In normal PHP, we may have an line iterator on a file stream like this:

function lines(string $file) : Generator {
	$fh = fopen($file, "rt");
	try {
		while(($line = fgets($fh)) !== false) {
			yield $line;
		}
	} finally {
		fclose($fh);
	}
}

function count_empty_lines(string $file) {
	$count = 0;
	foreach(lines($file) as $line) {
		if(trim($line) === "") $count++;
	}
	return $count;
}

What if we have async versions of fopen, fgets and fclose and want to reimplement this lines function as async?

We would use the Traverser class instead:

function async_lines(string $file) : Generator {
	$fh = yield from async_fopen($file, "rt");
	try {
		while(true) {
			$line = yield from async_fgets($fh);
			if($line === false) {
				return;
			}
			yield $line => Traverser::VALUE;
		}
	} finally {
		yield from async_fclose($fh);
	}
}

function async_count_empty_lines(string $file) : Generator {
	$count = 0;

	$traverser = new Traverser(async_lines($file));
	while(yield from $traverser->next($line)) {
		if(trim($line) === "") $count++;
	}

	return $count;
}

Interrupting a generator

Yielding inside finally may cause a crash if the generator is not yielded fully. If you perform async operations in the finally block, you must drain the traverser fully. If you don't want the iterator to continue executing, you may use the yield $traverser->interrupt() method, which keeps throwing the first parameter (SOFe\AwaitGenerator\InterruptException by default) into the async iterator until it stops executing. Beware that interrupt may throw an AwaitException if the underlying generator catches exceptions during yield Traverser::VALUEs (hence consuming the interrupts).

It is not necessary to interrupt the traverser if there are no finally blocks containing yield statements.

Versioning concerns

await-generator is guaranteed to be shade-compatible, backward-compatible and partly forward-compatible.

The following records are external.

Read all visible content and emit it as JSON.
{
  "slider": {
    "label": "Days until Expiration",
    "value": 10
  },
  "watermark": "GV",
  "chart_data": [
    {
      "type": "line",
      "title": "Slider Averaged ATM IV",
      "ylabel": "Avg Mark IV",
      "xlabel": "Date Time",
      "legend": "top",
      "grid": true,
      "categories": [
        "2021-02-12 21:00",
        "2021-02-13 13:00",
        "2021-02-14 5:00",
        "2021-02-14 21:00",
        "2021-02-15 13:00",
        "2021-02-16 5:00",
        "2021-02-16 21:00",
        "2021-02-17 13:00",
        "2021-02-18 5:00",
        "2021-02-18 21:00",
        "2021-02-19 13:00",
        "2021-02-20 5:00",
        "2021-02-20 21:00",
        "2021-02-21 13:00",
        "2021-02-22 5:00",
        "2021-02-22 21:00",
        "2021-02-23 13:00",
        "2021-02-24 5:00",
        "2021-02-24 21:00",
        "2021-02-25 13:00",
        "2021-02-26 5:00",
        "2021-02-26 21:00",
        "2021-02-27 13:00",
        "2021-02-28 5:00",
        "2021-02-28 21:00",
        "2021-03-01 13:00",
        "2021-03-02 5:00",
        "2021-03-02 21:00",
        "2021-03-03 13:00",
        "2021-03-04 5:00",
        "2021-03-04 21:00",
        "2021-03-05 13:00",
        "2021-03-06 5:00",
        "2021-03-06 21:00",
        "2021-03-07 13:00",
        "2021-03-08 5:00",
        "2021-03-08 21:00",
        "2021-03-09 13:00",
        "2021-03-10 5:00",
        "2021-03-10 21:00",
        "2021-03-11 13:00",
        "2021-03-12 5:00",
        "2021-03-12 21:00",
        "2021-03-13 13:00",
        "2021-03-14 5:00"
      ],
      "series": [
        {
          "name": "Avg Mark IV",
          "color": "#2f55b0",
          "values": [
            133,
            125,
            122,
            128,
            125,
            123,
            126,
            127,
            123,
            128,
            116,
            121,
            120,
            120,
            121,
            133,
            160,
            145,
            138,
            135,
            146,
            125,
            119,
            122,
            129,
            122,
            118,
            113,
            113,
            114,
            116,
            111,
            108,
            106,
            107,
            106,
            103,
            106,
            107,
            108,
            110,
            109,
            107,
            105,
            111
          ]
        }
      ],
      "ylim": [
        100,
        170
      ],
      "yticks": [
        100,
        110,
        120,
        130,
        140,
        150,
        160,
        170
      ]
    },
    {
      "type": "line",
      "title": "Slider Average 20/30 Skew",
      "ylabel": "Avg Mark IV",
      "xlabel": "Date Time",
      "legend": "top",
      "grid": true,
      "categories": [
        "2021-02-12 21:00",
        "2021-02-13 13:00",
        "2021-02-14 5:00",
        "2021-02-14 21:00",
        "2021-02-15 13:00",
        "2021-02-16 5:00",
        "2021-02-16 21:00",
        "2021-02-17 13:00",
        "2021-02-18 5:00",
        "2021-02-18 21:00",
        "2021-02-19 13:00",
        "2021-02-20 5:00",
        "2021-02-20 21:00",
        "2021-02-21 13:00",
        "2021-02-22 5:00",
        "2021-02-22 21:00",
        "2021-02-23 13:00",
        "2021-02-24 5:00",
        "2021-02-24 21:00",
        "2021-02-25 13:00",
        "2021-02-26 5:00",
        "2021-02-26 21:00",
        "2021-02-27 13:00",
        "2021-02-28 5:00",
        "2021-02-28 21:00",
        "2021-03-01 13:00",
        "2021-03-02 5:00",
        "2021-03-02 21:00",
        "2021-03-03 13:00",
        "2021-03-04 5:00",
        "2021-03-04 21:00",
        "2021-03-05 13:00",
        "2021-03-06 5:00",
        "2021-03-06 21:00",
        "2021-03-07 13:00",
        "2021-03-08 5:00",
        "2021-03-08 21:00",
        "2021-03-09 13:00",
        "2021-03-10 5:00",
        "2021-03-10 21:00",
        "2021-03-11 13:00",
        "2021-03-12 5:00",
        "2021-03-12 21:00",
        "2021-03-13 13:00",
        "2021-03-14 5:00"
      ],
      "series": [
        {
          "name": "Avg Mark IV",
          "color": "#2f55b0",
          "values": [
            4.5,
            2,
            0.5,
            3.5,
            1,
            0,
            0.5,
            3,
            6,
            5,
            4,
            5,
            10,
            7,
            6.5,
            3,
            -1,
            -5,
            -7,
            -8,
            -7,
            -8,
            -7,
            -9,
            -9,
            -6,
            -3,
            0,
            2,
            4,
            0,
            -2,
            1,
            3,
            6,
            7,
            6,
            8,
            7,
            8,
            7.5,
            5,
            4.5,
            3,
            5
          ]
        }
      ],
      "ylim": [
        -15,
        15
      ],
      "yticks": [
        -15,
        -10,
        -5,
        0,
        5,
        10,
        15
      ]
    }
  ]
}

Await-generator uses generator objects for communication. The values passed through generators (such as Await::ONCE) are constant strings that are guaranteed to remain unchanged within a major version. Therefore, multiple shaded versions of await-generator can be used together.

New constants may be added over minor versions. Older versions will crash when they receive constants from newer versions.

Only Await::f2c/Await::g2c loads await-generator code. Functions that merely yield values from the Await class will not affect the execution logic. Therefore, the version of await-generator on which Await::f2c/Await::g2c is called determines the highest version to use.

(For those who do not use virion framework and are confused: await-generator is versioned just like the normal semver for you.)